En una determinación sin precedentes dentro del predio presidencial, el gobierno de Javier Milei oficializó este 17 de septiembre la salida del personal civil que se desempeñaba en la Quinta de Olivos. La resolución contempla el despido de 12 trabajadores históricos —incluido el intendente del predio, Osvaldo Javier Sosa— y la reubicación de otros agentes en la Casa Rosada.
A partir de este cambio, la Administración General de la Residencia Presidencial de Olivos queda formalmente disuelta. Las tareas de cocina, limpieza, mantenimiento y logística pasaron a quedar completamente bajo la órbita de las Fuerzas Armadas y la Casa Militar, organismo conducido por el general de brigada Sebastián Ignacio Ibáñez y dependiente de la Secretaría General de la Presidencia, encabezada por Karina Milei. El proceso de traspaso operativo tendrá un plazo máximo de 60 días.
Aunque la versión oficial del Ejecutivo atribuyó la decisión a la necesidad de "elevar los estándares de seguridad" e incrementar los controles de cara a la visita del Papa León XIV, en los pasillos de la residencia oficial cobra fuerza otra hipótesis.

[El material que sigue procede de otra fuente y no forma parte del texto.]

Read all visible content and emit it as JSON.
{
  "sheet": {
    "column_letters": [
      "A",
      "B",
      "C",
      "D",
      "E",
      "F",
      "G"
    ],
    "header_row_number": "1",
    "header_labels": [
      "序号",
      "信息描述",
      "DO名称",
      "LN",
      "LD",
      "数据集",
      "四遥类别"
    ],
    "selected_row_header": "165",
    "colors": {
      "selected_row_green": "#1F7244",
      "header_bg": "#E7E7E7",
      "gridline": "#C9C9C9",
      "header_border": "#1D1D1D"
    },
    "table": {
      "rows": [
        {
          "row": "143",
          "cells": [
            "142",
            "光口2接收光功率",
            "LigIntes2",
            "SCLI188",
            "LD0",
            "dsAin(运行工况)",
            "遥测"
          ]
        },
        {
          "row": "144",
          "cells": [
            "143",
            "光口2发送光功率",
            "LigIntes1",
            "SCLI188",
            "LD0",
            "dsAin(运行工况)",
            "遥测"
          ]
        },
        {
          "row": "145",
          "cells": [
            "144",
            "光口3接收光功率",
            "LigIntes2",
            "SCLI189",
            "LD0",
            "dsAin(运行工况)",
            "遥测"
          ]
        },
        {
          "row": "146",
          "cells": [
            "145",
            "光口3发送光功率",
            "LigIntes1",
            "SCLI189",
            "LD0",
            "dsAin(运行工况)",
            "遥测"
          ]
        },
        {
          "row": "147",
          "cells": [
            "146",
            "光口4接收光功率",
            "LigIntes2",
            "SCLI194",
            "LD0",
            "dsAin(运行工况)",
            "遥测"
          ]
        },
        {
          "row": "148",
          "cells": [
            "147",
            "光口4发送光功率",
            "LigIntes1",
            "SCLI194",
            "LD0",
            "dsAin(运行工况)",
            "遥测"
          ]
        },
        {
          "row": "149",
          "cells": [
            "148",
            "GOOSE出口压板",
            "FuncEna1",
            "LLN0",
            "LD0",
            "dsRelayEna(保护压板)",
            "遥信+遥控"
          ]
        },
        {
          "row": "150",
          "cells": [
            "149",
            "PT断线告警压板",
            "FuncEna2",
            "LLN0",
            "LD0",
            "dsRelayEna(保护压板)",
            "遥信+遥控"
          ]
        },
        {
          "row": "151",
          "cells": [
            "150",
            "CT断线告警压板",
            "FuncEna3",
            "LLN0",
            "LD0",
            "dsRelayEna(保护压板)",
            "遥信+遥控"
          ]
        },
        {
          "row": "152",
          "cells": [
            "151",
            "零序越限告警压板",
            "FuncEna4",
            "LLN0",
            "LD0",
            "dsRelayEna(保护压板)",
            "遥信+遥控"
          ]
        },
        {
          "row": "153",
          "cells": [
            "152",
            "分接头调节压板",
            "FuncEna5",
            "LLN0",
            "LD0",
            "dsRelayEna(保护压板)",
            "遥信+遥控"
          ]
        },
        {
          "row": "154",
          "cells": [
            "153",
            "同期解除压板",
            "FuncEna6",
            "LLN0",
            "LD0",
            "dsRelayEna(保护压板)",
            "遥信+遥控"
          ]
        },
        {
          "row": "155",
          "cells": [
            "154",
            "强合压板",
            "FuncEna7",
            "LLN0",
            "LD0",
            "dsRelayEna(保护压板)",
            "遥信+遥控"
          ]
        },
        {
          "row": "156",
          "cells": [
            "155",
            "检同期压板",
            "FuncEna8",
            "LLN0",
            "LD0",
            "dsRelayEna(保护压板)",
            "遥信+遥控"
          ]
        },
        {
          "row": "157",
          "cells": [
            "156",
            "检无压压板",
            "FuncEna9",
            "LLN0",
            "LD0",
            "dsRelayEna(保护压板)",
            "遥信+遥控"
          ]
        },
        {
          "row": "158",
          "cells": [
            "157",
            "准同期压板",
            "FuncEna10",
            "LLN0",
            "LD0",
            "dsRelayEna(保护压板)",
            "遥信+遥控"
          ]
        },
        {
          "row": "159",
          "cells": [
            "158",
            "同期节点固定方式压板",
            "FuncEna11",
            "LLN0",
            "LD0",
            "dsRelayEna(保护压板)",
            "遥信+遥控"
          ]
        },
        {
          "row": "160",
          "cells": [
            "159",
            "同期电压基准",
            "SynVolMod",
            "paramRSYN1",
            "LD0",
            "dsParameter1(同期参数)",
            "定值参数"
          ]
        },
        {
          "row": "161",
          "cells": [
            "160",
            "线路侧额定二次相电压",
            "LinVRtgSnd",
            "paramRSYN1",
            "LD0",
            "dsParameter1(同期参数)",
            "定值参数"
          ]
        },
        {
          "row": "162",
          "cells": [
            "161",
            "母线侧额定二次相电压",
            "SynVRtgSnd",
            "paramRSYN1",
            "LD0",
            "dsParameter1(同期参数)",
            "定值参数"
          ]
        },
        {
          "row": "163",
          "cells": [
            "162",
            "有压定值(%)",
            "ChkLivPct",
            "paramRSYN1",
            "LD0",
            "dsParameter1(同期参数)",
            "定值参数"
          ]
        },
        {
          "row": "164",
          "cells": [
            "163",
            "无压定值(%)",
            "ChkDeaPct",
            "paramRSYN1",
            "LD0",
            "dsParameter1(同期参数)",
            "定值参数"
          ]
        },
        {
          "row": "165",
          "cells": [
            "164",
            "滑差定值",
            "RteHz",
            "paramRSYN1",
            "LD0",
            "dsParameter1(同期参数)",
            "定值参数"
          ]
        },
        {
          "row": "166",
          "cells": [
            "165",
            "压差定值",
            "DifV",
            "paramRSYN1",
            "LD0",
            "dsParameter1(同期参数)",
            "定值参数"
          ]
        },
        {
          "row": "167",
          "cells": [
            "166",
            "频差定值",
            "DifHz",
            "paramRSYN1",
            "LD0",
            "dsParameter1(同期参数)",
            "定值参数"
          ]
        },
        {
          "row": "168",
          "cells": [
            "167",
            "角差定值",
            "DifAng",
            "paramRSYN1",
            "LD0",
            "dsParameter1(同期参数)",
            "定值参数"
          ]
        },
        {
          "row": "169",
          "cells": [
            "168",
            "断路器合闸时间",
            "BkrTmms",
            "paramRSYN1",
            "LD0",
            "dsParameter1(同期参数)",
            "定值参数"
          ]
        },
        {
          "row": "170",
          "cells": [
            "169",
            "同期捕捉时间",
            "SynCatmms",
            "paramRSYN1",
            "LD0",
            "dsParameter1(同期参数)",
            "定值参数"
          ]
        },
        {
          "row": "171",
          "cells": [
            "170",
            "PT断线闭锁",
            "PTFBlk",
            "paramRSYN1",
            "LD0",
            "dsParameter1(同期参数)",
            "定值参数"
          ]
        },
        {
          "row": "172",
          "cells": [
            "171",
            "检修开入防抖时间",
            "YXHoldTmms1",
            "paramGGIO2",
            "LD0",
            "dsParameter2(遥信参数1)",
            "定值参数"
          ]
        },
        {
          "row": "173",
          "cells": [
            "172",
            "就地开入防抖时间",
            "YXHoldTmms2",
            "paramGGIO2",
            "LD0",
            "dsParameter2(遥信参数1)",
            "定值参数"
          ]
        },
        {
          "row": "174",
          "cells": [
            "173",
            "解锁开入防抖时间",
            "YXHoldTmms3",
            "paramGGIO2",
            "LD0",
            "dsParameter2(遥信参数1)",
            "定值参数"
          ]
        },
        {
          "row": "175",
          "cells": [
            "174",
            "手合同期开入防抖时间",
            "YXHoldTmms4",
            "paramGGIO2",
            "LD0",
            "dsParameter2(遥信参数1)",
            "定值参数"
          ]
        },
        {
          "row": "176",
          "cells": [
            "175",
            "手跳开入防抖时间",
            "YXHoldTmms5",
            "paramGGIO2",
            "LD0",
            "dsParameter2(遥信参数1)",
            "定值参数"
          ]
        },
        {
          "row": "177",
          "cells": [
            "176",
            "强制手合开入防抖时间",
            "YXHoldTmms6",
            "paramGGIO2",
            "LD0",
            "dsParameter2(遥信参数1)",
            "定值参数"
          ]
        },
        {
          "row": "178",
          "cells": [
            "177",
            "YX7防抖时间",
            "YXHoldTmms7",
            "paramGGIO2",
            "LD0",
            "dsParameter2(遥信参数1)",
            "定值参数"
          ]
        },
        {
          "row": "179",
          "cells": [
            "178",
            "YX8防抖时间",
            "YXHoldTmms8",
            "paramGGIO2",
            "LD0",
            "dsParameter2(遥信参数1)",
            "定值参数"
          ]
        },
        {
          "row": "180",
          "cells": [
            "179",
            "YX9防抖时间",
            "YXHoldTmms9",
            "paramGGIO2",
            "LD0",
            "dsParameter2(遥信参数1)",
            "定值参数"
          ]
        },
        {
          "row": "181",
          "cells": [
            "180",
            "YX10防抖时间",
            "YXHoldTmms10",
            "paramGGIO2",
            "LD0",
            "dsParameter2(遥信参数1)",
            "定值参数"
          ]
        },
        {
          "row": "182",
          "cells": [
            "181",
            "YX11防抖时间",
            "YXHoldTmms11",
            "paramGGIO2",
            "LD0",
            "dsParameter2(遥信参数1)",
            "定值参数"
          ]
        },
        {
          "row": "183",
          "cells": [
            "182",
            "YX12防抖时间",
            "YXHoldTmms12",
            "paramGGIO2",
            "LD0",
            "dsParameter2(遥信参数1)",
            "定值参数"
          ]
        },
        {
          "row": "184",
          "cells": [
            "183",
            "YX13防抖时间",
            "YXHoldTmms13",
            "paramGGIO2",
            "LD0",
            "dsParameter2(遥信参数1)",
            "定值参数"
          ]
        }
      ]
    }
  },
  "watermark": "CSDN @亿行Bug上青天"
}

Trascendió que la medida drástica fue impulsada por el fuerte malestar del Presidente ante la filtración de una millonaria licitación para la compra de carne. La difusión de los pliegos para la adquisición de casi 29 toneladas de insumos por un monto cercano a los 500 millones de pesos destinados al abastecimiento de las sedes oficiales generó una profunda molestia en el entorno presidencial, derivando en el cierre de filas y el desplazamiento total del personal civil.
En paralelo, la medida desató un inmediato conflicto gremial. Desde la Asociación Trabajadores del Estado (ATE) denunciaron que los empleados se presentaron a cumplir sus tareas en la residencia presidencial y se encontraron con la prohibición explícita de ingreso al predio por parte del personal militar.
Según el gremio, las cesantías de los trabajadores de áreas clave como limpieza y gastronomía se ejecutaron sin previo aviso formal ni justificación individual, por lo que no descartan iniciar acciones administrativas y legales ante la falta de notificación oficial.